I'm not sure a "secure attachment" is, like, an accomplishment. I don't think it is something you should feel bad about.

I do, generally, think that things I've worked on in therapy related to interpersonal issues do transfer over to other relationships. Or, said another way, my interpersonal relationships have improved over the course in therapy, partly because I've become more self aware and partly because I've been willing to do things differently with others due to my understandings about myself developed in therapy.
I think secure attachment was discussed in other threads and I wondered if the heartmates feeling was what it feels like. I know T talks about not having a secure attachment to my mother, so I assumed she was trying to enable me to have one with her so I could gain more of a sense of Self. I'm pretty sure it IS a goal, at least for me.

Quote:
Originally Posted by feralkittymom View Post
I tend to agree with Anne here: I don't see attachment as some "thing" to "get." Nor do I see the point in striving for it, even if it were possible to do so consciously. At times, it seems like more of a distraction for you from looking more deeply at yourself and how you choose to live your life. What is it that you think will be achieved by gaining such an attachment? What is it in your life that will be possible for you once this point is reached?
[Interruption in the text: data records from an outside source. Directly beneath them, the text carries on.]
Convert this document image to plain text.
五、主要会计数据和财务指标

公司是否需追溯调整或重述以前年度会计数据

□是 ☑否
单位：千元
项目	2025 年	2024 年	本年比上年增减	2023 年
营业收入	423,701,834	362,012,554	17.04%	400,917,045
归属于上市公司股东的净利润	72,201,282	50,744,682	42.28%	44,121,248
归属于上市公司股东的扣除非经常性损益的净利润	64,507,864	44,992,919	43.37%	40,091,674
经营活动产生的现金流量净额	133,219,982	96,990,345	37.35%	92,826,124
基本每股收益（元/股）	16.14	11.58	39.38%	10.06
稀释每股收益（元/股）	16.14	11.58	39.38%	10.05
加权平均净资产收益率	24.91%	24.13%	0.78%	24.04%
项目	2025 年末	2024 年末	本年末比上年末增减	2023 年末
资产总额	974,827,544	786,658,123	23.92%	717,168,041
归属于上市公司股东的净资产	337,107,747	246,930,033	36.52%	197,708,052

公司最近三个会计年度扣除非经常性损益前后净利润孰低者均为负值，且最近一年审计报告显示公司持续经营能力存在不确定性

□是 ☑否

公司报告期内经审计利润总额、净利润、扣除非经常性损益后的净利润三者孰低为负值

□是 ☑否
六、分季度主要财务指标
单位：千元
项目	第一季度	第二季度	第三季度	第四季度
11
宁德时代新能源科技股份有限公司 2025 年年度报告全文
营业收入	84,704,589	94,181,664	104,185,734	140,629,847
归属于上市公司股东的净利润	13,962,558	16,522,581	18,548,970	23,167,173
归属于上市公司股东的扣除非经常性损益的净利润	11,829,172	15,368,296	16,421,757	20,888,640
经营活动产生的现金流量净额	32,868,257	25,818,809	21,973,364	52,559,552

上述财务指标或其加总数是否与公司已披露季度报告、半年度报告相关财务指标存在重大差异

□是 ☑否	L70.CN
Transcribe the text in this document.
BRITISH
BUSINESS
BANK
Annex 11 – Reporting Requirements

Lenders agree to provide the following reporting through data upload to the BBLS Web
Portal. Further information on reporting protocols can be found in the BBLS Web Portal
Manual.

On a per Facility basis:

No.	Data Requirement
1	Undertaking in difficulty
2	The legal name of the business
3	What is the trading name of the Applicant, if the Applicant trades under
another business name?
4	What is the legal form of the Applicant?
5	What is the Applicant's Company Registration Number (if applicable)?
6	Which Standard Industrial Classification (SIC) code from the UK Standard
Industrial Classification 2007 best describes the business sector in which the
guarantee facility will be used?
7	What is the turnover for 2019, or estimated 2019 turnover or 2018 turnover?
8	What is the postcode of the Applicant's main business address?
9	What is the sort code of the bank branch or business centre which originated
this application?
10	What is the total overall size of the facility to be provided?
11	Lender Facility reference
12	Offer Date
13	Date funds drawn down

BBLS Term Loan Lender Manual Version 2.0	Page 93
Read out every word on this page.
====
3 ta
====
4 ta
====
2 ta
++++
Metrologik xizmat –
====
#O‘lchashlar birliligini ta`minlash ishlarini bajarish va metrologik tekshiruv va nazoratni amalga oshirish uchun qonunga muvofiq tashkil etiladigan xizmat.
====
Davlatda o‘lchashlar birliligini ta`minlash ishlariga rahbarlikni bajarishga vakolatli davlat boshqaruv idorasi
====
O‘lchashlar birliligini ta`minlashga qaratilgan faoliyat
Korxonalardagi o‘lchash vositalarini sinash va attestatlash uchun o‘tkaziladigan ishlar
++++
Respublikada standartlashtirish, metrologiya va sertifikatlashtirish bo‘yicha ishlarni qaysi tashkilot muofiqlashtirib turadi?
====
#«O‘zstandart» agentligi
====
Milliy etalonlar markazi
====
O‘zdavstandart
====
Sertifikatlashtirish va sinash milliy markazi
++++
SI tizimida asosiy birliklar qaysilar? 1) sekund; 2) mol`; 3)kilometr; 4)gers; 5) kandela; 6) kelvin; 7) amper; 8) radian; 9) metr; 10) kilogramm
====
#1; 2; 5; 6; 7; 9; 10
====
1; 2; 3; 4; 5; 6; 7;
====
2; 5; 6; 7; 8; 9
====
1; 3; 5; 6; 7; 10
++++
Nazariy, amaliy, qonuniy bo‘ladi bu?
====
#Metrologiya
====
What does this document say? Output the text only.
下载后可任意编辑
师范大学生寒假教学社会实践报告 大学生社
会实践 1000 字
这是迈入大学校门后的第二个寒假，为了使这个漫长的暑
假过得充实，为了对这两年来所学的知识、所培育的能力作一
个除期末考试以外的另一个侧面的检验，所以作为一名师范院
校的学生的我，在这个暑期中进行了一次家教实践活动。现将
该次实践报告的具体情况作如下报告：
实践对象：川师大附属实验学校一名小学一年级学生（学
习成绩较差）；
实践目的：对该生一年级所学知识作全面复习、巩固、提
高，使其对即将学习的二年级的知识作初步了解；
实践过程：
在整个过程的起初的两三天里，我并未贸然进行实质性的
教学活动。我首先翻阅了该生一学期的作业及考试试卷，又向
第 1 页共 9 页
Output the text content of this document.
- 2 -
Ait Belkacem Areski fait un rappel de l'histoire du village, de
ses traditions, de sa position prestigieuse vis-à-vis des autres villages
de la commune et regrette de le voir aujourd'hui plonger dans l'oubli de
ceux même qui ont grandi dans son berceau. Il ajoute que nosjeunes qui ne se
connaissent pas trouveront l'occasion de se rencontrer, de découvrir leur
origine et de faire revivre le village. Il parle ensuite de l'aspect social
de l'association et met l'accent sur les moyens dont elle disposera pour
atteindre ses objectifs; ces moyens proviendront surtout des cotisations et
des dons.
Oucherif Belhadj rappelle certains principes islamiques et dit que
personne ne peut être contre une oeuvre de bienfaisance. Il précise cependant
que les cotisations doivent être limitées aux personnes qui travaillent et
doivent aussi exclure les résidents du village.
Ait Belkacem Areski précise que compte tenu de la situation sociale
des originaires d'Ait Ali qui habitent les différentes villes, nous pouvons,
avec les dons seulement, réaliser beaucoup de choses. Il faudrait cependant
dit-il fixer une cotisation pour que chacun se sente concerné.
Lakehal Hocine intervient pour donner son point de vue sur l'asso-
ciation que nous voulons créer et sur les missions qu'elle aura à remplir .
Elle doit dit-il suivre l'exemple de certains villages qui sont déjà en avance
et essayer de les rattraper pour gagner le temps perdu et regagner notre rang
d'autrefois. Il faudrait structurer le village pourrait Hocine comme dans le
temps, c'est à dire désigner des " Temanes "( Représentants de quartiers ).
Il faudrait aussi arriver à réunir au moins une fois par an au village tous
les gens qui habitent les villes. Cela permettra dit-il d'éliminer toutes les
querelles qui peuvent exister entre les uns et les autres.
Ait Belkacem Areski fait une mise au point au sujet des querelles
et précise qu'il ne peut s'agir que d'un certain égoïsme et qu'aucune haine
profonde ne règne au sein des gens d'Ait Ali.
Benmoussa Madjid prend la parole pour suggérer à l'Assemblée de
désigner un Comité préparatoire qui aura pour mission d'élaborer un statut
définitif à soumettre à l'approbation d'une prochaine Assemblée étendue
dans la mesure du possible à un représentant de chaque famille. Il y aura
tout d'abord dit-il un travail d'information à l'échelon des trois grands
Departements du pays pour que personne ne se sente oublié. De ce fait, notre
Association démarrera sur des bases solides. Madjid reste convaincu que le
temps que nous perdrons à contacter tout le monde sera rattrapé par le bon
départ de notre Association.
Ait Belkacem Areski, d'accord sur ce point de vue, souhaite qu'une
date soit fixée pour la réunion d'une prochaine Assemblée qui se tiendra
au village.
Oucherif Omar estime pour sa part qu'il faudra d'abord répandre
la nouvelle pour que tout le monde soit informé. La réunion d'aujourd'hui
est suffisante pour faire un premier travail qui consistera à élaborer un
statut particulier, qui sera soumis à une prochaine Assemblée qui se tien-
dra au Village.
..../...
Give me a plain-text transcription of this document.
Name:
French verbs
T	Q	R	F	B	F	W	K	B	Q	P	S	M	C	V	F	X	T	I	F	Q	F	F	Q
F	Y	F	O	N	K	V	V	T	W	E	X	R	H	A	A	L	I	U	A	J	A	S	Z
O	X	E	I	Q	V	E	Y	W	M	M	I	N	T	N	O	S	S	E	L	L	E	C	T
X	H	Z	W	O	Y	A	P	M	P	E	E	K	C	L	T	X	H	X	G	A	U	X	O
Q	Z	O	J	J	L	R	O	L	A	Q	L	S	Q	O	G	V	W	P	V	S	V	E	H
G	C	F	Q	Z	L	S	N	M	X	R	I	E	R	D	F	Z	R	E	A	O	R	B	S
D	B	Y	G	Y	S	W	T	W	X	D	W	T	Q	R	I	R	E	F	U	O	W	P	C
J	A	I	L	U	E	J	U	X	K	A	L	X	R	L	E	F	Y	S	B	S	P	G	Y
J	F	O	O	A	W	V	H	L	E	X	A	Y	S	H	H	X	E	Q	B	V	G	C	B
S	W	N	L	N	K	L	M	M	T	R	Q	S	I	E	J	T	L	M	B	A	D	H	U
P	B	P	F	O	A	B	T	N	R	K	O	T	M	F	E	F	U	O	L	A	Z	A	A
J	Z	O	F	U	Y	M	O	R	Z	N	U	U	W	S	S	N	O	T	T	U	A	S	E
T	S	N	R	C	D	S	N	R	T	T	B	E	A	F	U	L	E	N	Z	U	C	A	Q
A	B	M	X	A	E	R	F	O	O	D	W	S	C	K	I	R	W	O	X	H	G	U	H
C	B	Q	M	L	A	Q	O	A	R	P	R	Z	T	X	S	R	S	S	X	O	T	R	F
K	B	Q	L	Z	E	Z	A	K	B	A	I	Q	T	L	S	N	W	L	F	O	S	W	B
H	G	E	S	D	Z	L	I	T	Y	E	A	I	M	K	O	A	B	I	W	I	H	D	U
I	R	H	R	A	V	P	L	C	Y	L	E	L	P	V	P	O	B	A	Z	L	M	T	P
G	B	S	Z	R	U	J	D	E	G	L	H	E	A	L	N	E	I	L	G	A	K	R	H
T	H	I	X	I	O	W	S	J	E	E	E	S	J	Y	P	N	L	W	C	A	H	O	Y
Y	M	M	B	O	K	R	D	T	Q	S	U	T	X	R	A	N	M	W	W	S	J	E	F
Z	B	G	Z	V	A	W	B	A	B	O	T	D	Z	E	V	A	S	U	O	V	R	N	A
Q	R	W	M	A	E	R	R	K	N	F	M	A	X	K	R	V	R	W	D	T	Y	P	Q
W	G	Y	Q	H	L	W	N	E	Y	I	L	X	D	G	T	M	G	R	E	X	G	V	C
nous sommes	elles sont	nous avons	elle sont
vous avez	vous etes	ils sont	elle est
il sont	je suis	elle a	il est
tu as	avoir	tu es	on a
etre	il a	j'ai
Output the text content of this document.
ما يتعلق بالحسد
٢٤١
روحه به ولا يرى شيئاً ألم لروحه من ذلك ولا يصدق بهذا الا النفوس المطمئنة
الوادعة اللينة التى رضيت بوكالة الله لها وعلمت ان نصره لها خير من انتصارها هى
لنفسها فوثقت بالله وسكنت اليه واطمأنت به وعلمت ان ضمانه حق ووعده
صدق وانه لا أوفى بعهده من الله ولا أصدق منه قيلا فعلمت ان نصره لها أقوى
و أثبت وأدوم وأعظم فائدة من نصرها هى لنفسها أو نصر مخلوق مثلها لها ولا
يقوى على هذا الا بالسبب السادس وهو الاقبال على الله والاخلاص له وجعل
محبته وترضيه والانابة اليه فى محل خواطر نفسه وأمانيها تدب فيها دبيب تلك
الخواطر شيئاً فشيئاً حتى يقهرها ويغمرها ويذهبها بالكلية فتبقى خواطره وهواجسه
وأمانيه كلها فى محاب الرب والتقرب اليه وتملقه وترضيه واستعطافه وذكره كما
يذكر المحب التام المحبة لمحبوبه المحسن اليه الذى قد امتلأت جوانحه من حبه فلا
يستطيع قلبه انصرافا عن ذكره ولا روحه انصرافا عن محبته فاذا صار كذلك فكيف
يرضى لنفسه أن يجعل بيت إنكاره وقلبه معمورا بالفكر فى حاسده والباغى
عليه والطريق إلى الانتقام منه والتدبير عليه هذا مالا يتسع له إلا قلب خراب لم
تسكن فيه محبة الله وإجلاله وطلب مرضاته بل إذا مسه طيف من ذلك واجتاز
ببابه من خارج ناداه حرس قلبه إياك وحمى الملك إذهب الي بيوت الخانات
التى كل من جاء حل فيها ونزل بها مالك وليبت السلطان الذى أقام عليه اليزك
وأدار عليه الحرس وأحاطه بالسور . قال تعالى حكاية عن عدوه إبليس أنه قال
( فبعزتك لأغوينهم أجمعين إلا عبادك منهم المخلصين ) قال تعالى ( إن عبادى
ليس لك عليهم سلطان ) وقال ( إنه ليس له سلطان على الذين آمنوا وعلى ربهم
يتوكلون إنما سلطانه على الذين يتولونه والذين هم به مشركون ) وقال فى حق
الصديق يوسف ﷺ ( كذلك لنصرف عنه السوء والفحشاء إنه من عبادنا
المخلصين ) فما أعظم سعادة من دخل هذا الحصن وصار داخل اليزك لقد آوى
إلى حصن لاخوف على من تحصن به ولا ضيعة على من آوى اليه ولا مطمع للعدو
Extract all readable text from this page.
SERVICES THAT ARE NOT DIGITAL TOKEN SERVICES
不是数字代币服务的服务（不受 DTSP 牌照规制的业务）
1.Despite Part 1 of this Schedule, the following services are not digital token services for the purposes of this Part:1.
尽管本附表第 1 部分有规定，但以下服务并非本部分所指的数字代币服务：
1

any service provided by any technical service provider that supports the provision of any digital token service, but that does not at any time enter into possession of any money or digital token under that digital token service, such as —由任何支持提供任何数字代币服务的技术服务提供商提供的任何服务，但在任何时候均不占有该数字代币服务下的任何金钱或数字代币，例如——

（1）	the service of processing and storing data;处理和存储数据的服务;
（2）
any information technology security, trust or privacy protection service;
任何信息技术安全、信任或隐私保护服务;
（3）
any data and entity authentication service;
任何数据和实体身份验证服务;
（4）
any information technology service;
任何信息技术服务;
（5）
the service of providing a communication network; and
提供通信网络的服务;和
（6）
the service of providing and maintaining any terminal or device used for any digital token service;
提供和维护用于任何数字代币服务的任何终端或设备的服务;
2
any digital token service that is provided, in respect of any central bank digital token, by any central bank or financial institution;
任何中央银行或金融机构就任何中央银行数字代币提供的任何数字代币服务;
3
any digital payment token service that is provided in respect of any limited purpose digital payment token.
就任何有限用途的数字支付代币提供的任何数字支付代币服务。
My experience has been that therapy only impacts life outside therapy when accompanied by steps taken outside of therapy. The t/client relationship can be the tool, but it isn't the goal. You've stated pretty clearly that you neither expect nor desire your life/self to change. Supportive therapy is fine, yet you seem dissatisfied with that as a rationale; so what is the therapy reward for you?
I didn't bring up secure attachment. My T has talked about it as a goal because I didn't have it with my mother. I obviously am not writing clearly enough on here. I never meant I didn't want to make any changes in my life. I just don't want to think of my relationship with my T as merely a business arrangement. I want the heartmates feeling, which probably brings me back to wanting and needing a secure attachment to my T. She wants me to carry it over to others in my life, like my friends.

Quote:
Originally Posted by musinglizzy View Post
I have attachment towards my T, but it's not secure. I used to. So I know in my experience that how my relationship with my T is seeps into my "real life." If I don't feel connected with her, I find very little (if any) connection IRL. It sucks.
I'm sorry you don't have a secure attachment to your T. I wish there were a way for you to regain it. Does your T know that you still feel awful about her taking things away from you?